Altogether I estimate 250-300 walking miles (400-480 km) during the testing period. Most of the time I have worn a single pair of midweight wool socks, though once in a while I have substituted heavier hiking socks.
Appearance. The Tedinhos no longer look like new; they have begun to show signs of wear from my frequent use of them. (Compare this photo with the one at the beginning of this Test Report.) There are some minor scuffs, but the only really noticeable marks have come from frequent use with the Icetrekkers, whose hard rubber has stained the boots' leather. With a solvent and elbow grease I've been able to remove some of the smudges, but it's a losing battle if I'm to wear the boots every day. So I'm going to wait until the snow has melted and the cleats have been put up for the summer, for some serious clean-up work. I do note that none of the surface changes has affected performance in any way.
Weather Resistance. These boots have remained completely waterproof despite daily exposure to snow, ice, slush, and puddles, and have accomplished this without refreshing the Sno-Seal since December. I've experienced no leaks even at the stitching.

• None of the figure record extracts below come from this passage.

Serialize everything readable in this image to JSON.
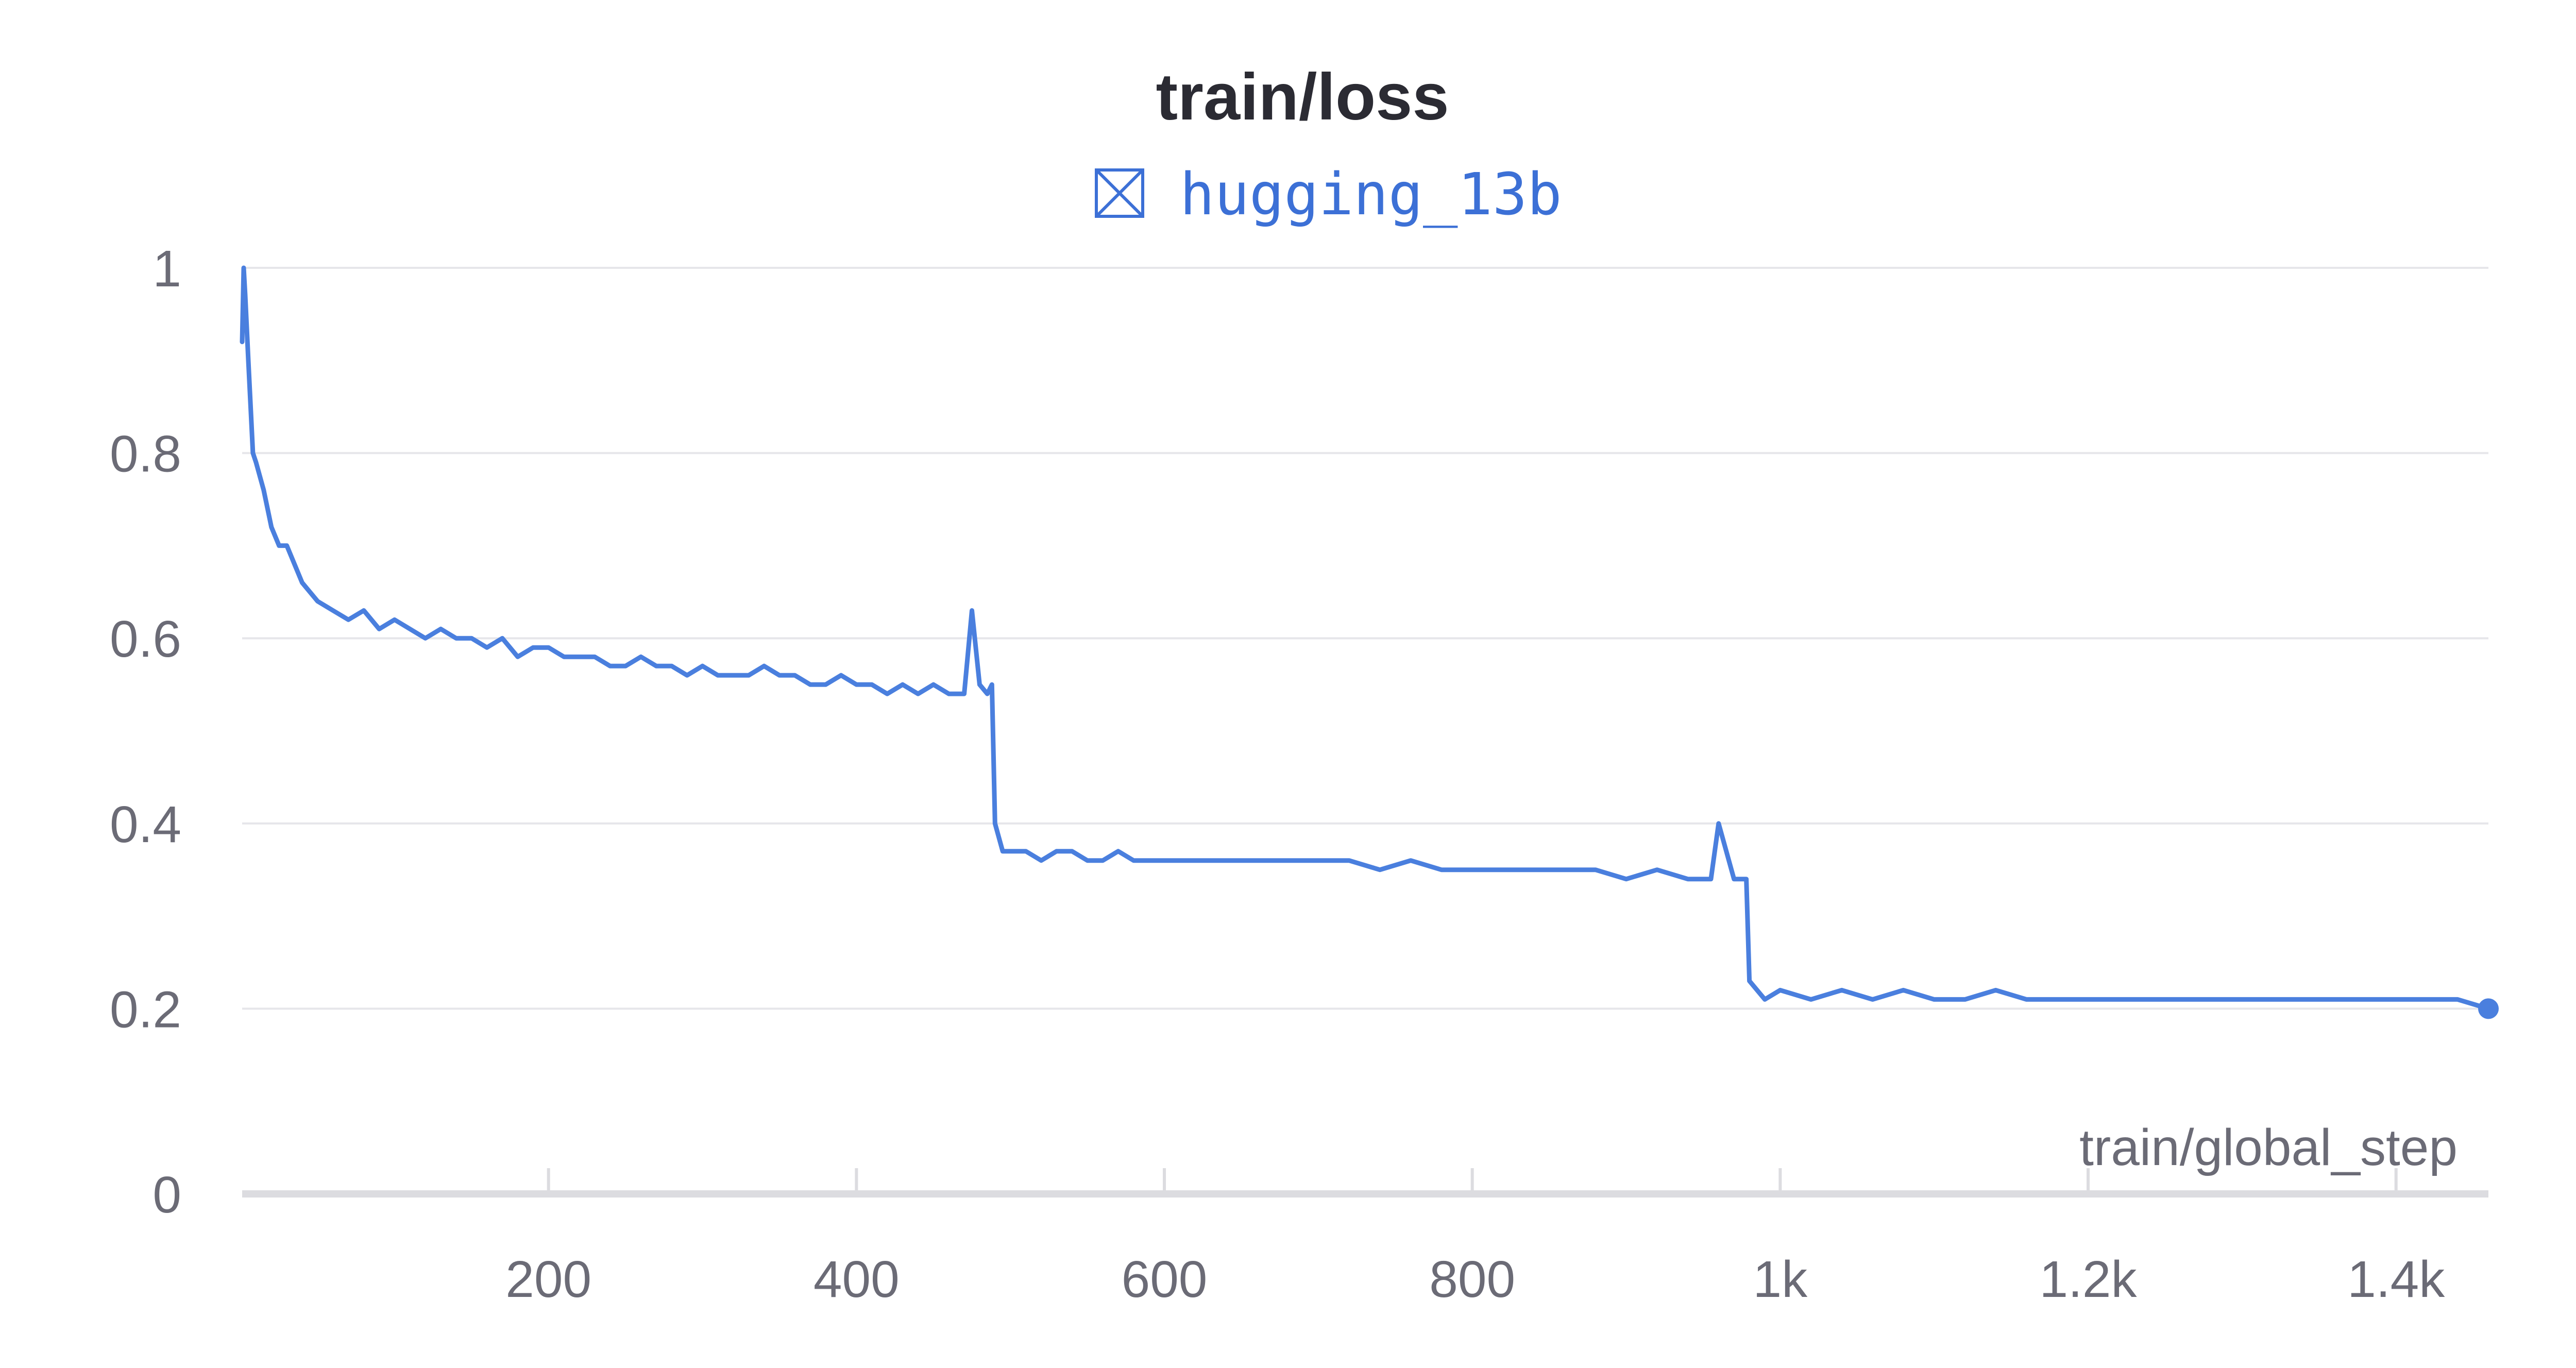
{
  "chart_data": {
    "type": "line",
    "title": "train/loss",
    "xlabel": "train/global_step",
    "ylabel": "",
    "legend_position": "top-center",
    "grid": true,
    "xlim": [
      1,
      1460
    ],
    "ylim": [
      0,
      1
    ],
    "x_ticks": [
      {
        "value": 200,
        "label": "200"
      },
      {
        "value": 400,
        "label": "400"
      },
      {
        "value": 600,
        "label": "600"
      },
      {
        "value": 800,
        "label": "800"
      },
      {
        "value": 1000,
        "label": "1k"
      },
      {
        "value": 1200,
        "label": "1.2k"
      },
      {
        "value": 1400,
        "label": "1.4k"
      }
    ],
    "y_ticks": [
      {
        "value": 0,
        "label": "0"
      },
      {
        "value": 0.2,
        "label": "0.2"
      },
      {
        "value": 0.4,
        "label": "0.4"
      },
      {
        "value": 0.6,
        "label": "0.6"
      },
      {
        "value": 0.8,
        "label": "0.8"
      },
      {
        "value": 1,
        "label": "1"
      }
    ],
    "series": [
      {
        "name": "hugging_13b",
        "color": "#4a7fde",
        "x": [
          1,
          2,
          3,
          5,
          8,
          10,
          15,
          20,
          25,
          30,
          35,
          40,
          50,
          60,
          70,
          80,
          90,
          100,
          110,
          120,
          130,
          140,
          150,
          160,
          170,
          180,
          190,
          200,
          210,
          220,
          230,
          240,
          250,
          260,
          270,
          280,
          290,
          300,
          310,
          320,
          330,
          340,
          350,
          360,
          370,
          380,
          390,
          400,
          410,
          420,
          430,
          440,
          450,
          460,
          470,
          475,
          480,
          485,
          488,
          490,
          495,
          500,
          510,
          520,
          530,
          540,
          550,
          560,
          570,
          580,
          590,
          600,
          620,
          640,
          660,
          680,
          700,
          720,
          740,
          760,
          780,
          800,
          820,
          840,
          860,
          880,
          900,
          920,
          940,
          955,
          960,
          970,
          975,
          978,
          980,
          985,
          990,
          1000,
          1020,
          1040,
          1060,
          1080,
          1100,
          1120,
          1140,
          1160,
          1180,
          1200,
          1220,
          1240,
          1260,
          1280,
          1300,
          1320,
          1340,
          1360,
          1380,
          1400,
          1420,
          1440,
          1460
        ],
        "values": [
          0.92,
          1.0,
          0.97,
          0.9,
          0.8,
          0.79,
          0.76,
          0.72,
          0.7,
          0.7,
          0.68,
          0.66,
          0.64,
          0.63,
          0.62,
          0.63,
          0.61,
          0.62,
          0.61,
          0.6,
          0.61,
          0.6,
          0.6,
          0.59,
          0.6,
          0.58,
          0.59,
          0.59,
          0.58,
          0.58,
          0.58,
          0.57,
          0.57,
          0.58,
          0.57,
          0.57,
          0.56,
          0.57,
          0.56,
          0.56,
          0.56,
          0.57,
          0.56,
          0.56,
          0.55,
          0.55,
          0.56,
          0.55,
          0.55,
          0.54,
          0.55,
          0.54,
          0.55,
          0.54,
          0.54,
          0.63,
          0.55,
          0.54,
          0.55,
          0.4,
          0.37,
          0.37,
          0.37,
          0.36,
          0.37,
          0.37,
          0.36,
          0.36,
          0.37,
          0.36,
          0.36,
          0.36,
          0.36,
          0.36,
          0.36,
          0.36,
          0.36,
          0.36,
          0.35,
          0.36,
          0.35,
          0.35,
          0.35,
          0.35,
          0.35,
          0.35,
          0.34,
          0.35,
          0.34,
          0.34,
          0.4,
          0.34,
          0.34,
          0.34,
          0.23,
          0.22,
          0.21,
          0.22,
          0.21,
          0.22,
          0.21,
          0.22,
          0.21,
          0.21,
          0.22,
          0.21,
          0.21,
          0.21,
          0.21,
          0.21,
          0.21,
          0.21,
          0.21,
          0.21,
          0.21,
          0.21,
          0.21,
          0.21,
          0.21,
          0.21,
          0.2
        ]
      }
    ]
  }
}
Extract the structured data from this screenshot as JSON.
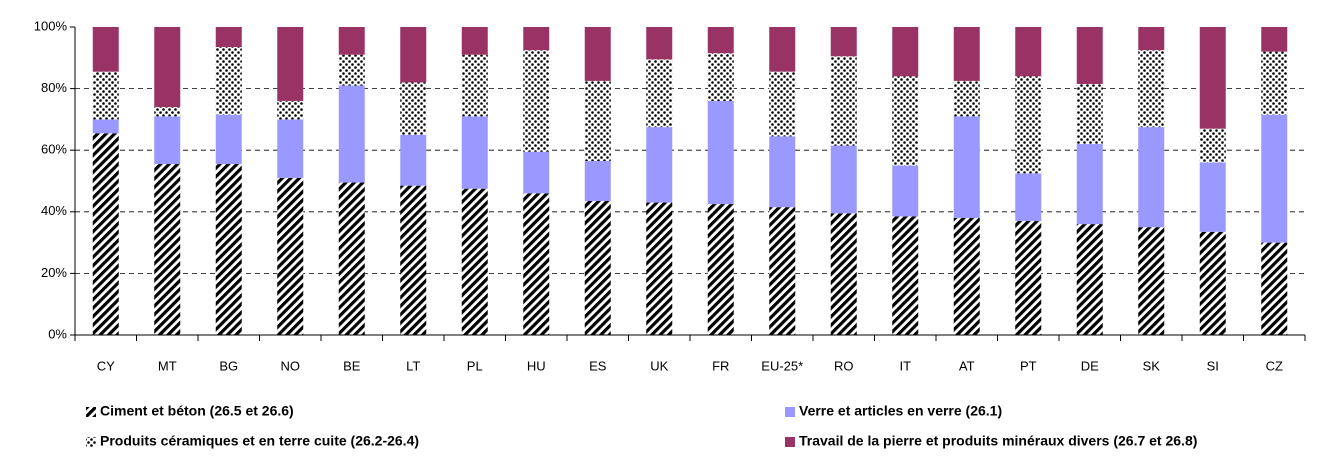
{
  "chart_data": {
    "type": "stacked_bar",
    "categories": [
      "CY",
      "MT",
      "BG",
      "NO",
      "BE",
      "LT",
      "PL",
      "HU",
      "ES",
      "UK",
      "FR",
      "EU-25*",
      "RO",
      "IT",
      "AT",
      "PT",
      "DE",
      "SK",
      "SI",
      "CZ"
    ],
    "series": [
      {
        "name": "Ciment et béton (26.5 et 26.6)",
        "color": "#000000",
        "pattern": "stripes",
        "values": [
          65.5,
          55.5,
          55.5,
          51,
          49.5,
          48.5,
          47.5,
          46,
          43.5,
          43,
          42.5,
          41.5,
          39.5,
          38.5,
          38,
          37,
          36,
          35,
          33.5,
          30
        ]
      },
      {
        "name": "Verre et articles en verre (26.1)",
        "color": "#9999ff",
        "pattern": "solid",
        "values": [
          4.5,
          15.5,
          16,
          19,
          31.5,
          16.5,
          23.5,
          13.5,
          13,
          24.5,
          33.5,
          23,
          22,
          16.5,
          33,
          15.5,
          26,
          32.5,
          22.5,
          41.5
        ]
      },
      {
        "name": "Produits céramiques et en terre cuite (26.2-26.4)",
        "color": "#000000",
        "pattern": "dots",
        "values": [
          15.5,
          3,
          22,
          6,
          10,
          17,
          20,
          33,
          26,
          22,
          15.5,
          21,
          29,
          29,
          11.5,
          31.5,
          19.5,
          25,
          11,
          20.5
        ]
      },
      {
        "name": "Travail de la pierre et produits minéraux divers (26.7 et 26.8)",
        "color": "#993366",
        "pattern": "solid",
        "values": [
          14.5,
          26,
          6.5,
          24,
          9,
          18,
          9,
          7.5,
          17.5,
          10.5,
          8.5,
          14.5,
          9.5,
          16,
          17.5,
          16,
          18.5,
          7.5,
          33,
          8
        ]
      }
    ],
    "ylim": [
      0,
      100
    ],
    "yticks": [
      {
        "value": 0,
        "label": "0%"
      },
      {
        "value": 20,
        "label": "20%"
      },
      {
        "value": 40,
        "label": "40%"
      },
      {
        "value": 60,
        "label": "60%"
      },
      {
        "value": 80,
        "label": "80%"
      },
      {
        "value": 100,
        "label": "100%"
      }
    ],
    "grid": true
  }
}
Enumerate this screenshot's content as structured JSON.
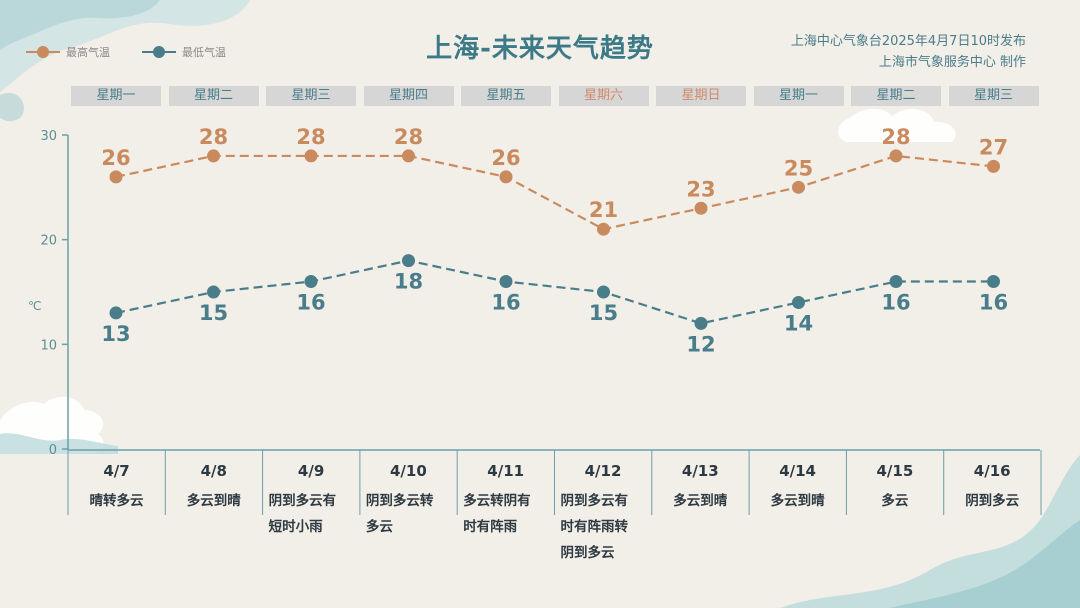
{
  "header": {
    "title": "上海-未来天气趋势",
    "issuer_line1": "上海中心气象台2025年4月7日10时发布",
    "issuer_line2": "上海市气象服务中心 制作"
  },
  "colors": {
    "high": "#c98a5e",
    "low": "#4a7d8a",
    "weekend": "#d08a6a",
    "weekday": "#4a7d8a",
    "axis": "#6aa0a8"
  },
  "chart_data": {
    "type": "line",
    "unit_label": "℃",
    "ylim": [
      0,
      30
    ],
    "yticks": [
      0,
      10,
      20,
      30
    ],
    "weekdays": [
      "星期一",
      "星期二",
      "星期三",
      "星期四",
      "星期五",
      "星期六",
      "星期日",
      "星期一",
      "星期二",
      "星期三"
    ],
    "weekend_flags": [
      false,
      false,
      false,
      false,
      false,
      true,
      true,
      false,
      false,
      false
    ],
    "categories": [
      "4/7",
      "4/8",
      "4/9",
      "4/10",
      "4/11",
      "4/12",
      "4/13",
      "4/14",
      "4/15",
      "4/16"
    ],
    "descriptions": [
      [
        "晴转多云"
      ],
      [
        "多云到晴"
      ],
      [
        "阴到多云有",
        "短时小雨"
      ],
      [
        "阴到多云转",
        "多云"
      ],
      [
        "多云转阴有",
        "时有阵雨"
      ],
      [
        "阴到多云有",
        "时有阵雨转",
        "阴到多云"
      ],
      [
        "多云到晴"
      ],
      [
        "多云到晴"
      ],
      [
        "多云"
      ],
      [
        "阴到多云"
      ]
    ],
    "series": [
      {
        "name": "最高气温",
        "key": "high",
        "values": [
          26,
          28,
          28,
          28,
          26,
          21,
          23,
          25,
          28,
          27
        ]
      },
      {
        "name": "最低气温",
        "key": "low",
        "values": [
          13,
          15,
          16,
          18,
          16,
          15,
          12,
          14,
          16,
          16
        ]
      }
    ]
  }
}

Durability has been nothing short of remarkable. This morning I experienced the same near-perfect fit as when I took the Tedinhos out of the box five months ago - no stretching, no loose stitching, even the laces show no fraying. The soles don't appear to have grown thinner from wear, and still grip as well as ever on the days that I haven't used my cleats. All the maintenance I've done is wipe off the mud after a hike.
Fit. In this category the Tedinhos truly are as good as new. Once I've double-knotted the Tedinhos my feet fit comfortably and don't slip around. I haven't developed a single hot spot, much less a blister, even when snowshoeing with a pack. (The double knot has been required, as the laces work loose within one hundred yards/meters if I forget this precaution.) These are without a doubt the most comfortable leather boots I've ever worn. I'm looking forward to summer hiking wear to see how well they breathe in warmer weather.
A very high overall rating for the Tedinhos! After two more months my Likes and Problems remain the same as in my Field Report. The lacing issue I am willing to attribute to my skinny ankles, partly because I've had the same problem with other shoes and boots and partly because I like just about everything else about these boots. I'm especially impressed by how well they have held up after five months of almost daily use. The great fit is as much luck as anything else; some footwear simply fit my feet better than others because the manufacturer uses a last that complements by narrow ankles and high arches. But the durability reflects a solid choice of components and first-rate workmanship. Should I ever wear this pair out I'll quickly buy another.
My Test Report ends here. My sincere thanks to Wolverine World Wide, Inc. and BackpackGearTest.org for the opportunity to test these boots.